The Company is closely monitoring our customers’ payment performance. However, as a significant portion of our revenues is derived from government related contracts, the Company does not expect its accounts receivable collections to be materially impacted, subject to the impact of COVID-19.
The situation surrounding COVID-19 remains fluid and the potential for a material impact on the Company increases the longer COVID-19 impacts the level of economic activities in the United States and globally as our customers may continue to delay/halt waste shipments and project work. For this reason, we cannot reasonably estimate with any degree of certainty the future impact COVID-19 may have on our results of operations, financial position, and liquidity which may impact our ability to meet our financial covenant requirements under our credit facility. Given the current economic environment and the market volatility from COVID-19, the Company considered whether these events or changes in circumstances triggered the need for an interim impairment analysis of our long-lived tangible assets and intangible assets.

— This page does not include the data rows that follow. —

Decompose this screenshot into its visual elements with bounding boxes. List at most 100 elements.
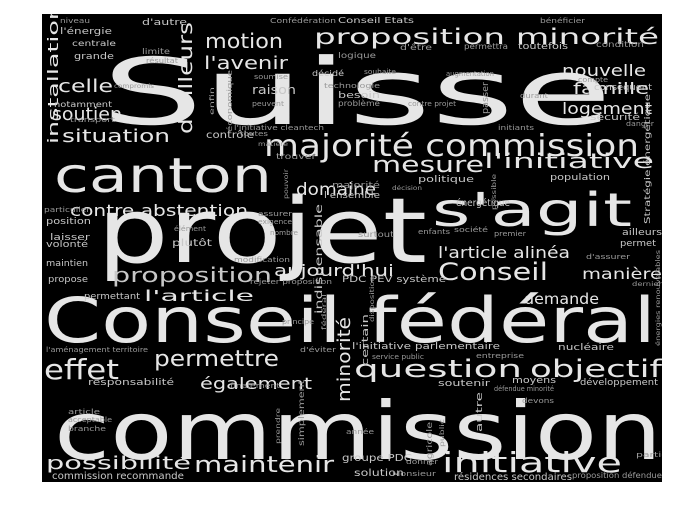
word-energetique: énergétique [456,197,510,209]
word-minorite: minorité [334,317,355,402]
word-compte: compte [578,76,608,84]
word-donner: donner [406,458,438,466]
word-public: public [439,419,446,447]
word-exigence: exigence [258,218,292,226]
word-position: position [46,217,91,227]
word-certain: certain [361,314,371,366]
word-l-initiative: l'initiative [484,149,654,173]
word-l-amenagement-territoire: l'aménagement territoire [46,346,148,354]
word-contre-abstention: contre abstention [70,201,248,220]
word-souhaite: souhaite [364,68,396,76]
word-modification: modification [234,256,290,264]
word-notamment: notamment [54,100,112,109]
word-danger: danger [626,120,654,128]
word-d-assurer: d'assurer [586,253,630,261]
word-population: population [550,173,610,183]
word-initiative: initiative [442,446,622,479]
word-cloud-background [42,14,662,482]
word-grande: grande [74,52,115,62]
word-egalement: également [200,374,312,393]
word-compromis: compromis [114,83,154,90]
word-condition: condition [596,40,644,49]
word-securite: sécurité [590,112,641,123]
word-soutenir: soutenir [438,379,490,389]
word-objectif: objectif [530,355,662,383]
word-indispensable: indispensable [314,204,325,314]
word-agricole: agricole [425,422,434,466]
word-devons: devons [522,397,554,405]
word-effet: effet [44,353,119,386]
word-logique: logique [338,51,376,60]
word-installation: installation [46,14,62,144]
word-permettant: permettant [84,292,141,302]
word-soumise: soumise [254,73,288,81]
word-cloud: Suisse commission projet Conseil fédéral can… [42,14,662,482]
word-proposition: proposition [112,263,272,287]
word-economique: économique [226,70,234,132]
word-toutefois: toutefois [518,42,568,52]
word-rejeter-proposition: rejeter proposition [250,278,332,286]
word-suisse: Suisse [102,39,612,146]
word-projet: projet [97,179,427,284]
word-permettra: permettra [464,42,508,51]
word-enfants: enfants [418,228,450,236]
word-societe: société [454,226,488,234]
word-permet: permet [620,239,657,249]
word-finalement: finalement [230,382,280,390]
word-majorite: majorité [332,180,381,191]
word-prendre: prendre [275,408,282,444]
word-transport: transport [70,116,115,124]
word-durant: durant [520,92,548,100]
word-possible: possible [491,174,498,210]
word-surtout: surtout [358,230,394,239]
word-controle: contrôle [206,129,254,141]
word-l-article: l'article [144,287,254,305]
word-groupe-pdc: groupe PDC [342,453,412,464]
word-augmentation: augmentation [446,70,494,78]
word-maintenir: maintenir [194,453,335,478]
word-responsabilite: responsabilité [88,377,175,388]
word-politique: politique [418,175,475,185]
word-particulier: particulier [44,206,90,214]
word-permettre: permettre [154,347,279,372]
word-l-initiative-parlementaire: l'initiative parlementaire [352,342,501,352]
word-annee: année [346,428,374,436]
word-moyens: moyens [512,376,556,386]
word-peuvent: peuvent [252,100,284,108]
word-d-ailleurs: d'ailleurs [175,22,197,134]
word-logement: logement [562,99,652,118]
word-raison: raison [252,83,296,97]
word-propose: propose [48,275,89,285]
word-acceptable: acceptable [68,416,112,424]
word-situation: situation [62,126,170,147]
word-ailleurs: ailleurs [622,228,662,238]
word-disposition: disposition [369,276,376,322]
word-d-autre: d'autre [142,18,188,28]
word-commission: commission [54,385,662,478]
word-plutot: plutôt [172,237,212,249]
word-pdc-pev-systeme: PDC PEV système [342,274,447,285]
word-motion: motion [205,29,283,53]
word-possibilite: possibilité [46,453,191,474]
word-developpement: développement [580,377,659,388]
word-assurer: assurer [258,210,292,218]
word-strategie-energetique: Stratégie énergétique [642,94,652,224]
word-volonte: volonté [46,239,89,250]
word-confederation: Confédération [270,17,336,25]
word-matiere: matière [258,141,288,148]
word-residences-secondaires: résidences secondaires [454,471,572,482]
word-commission-recommande: commission recommande [52,471,184,482]
word-dernier: dernier [632,281,662,288]
word-majorite-commission: majorité commission [264,129,639,164]
word-l-ensemble: l'ensemble [324,191,381,201]
word-defendue-minorite: défendue minorité [494,385,554,393]
word-contre-projet: contre projet [408,100,456,108]
word-pouvoir: pouvoir [283,168,290,199]
word-autre: autre [475,391,485,432]
word-aujourd-hui: aujourd'hui [274,261,394,280]
word-service-public: service public [372,353,424,361]
word-entreprise: entreprise [476,352,524,360]
word-l-avenir: l'avenir [204,53,289,74]
word-trouver: trouver [276,152,317,161]
word-d-eviter: d'éviter [300,346,336,354]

Based on the Company’s assessment of the impact of these conditions on our business, the Company determined there was no triggering event as of March 31, 2020. However, as the effects of the COVID-19 pandemic continue to evolve, the Company will continue to assess the need to perform interim impairment tests of our long-lived tangible assets and intangible assets.

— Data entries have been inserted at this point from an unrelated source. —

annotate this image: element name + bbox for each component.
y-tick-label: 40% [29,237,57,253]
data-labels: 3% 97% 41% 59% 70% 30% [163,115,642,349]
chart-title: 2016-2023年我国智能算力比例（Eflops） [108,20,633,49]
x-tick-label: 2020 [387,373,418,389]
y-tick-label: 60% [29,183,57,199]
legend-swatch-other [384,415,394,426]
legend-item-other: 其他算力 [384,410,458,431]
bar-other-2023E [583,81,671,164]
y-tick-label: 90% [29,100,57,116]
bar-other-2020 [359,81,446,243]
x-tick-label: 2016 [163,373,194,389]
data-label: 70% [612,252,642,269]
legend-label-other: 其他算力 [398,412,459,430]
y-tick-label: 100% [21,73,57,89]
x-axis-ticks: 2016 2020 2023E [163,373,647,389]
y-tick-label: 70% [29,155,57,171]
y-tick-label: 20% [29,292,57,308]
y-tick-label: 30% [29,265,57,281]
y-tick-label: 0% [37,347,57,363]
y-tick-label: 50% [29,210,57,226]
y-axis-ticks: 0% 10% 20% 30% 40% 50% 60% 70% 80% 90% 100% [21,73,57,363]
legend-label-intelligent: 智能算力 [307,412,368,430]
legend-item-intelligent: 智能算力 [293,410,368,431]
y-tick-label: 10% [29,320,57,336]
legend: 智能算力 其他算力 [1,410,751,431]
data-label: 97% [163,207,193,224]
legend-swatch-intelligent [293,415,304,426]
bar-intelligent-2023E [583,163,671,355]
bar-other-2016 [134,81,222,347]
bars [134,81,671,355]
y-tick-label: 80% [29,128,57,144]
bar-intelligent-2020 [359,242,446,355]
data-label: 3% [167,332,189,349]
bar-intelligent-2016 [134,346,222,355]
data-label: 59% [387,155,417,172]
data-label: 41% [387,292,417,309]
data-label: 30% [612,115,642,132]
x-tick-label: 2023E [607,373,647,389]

The CARES Act, among other things, includes modifications to net operating loss carryforwards and corporate alternative minimum tax (“AMT”) provisions and the net interest expense deduction, and deferment of social security tax payments. The Company has elected to defer payment of its shares of social security taxes starting in April 2020 (see “Note 16 – Subsequent Events – CARES ACT – Deferral of Employment Tax Deposits”). We are currently evaluating the provisions of the CARES Act and how certain other elections may impact our financial position, results of operations, and disclosures, if elected.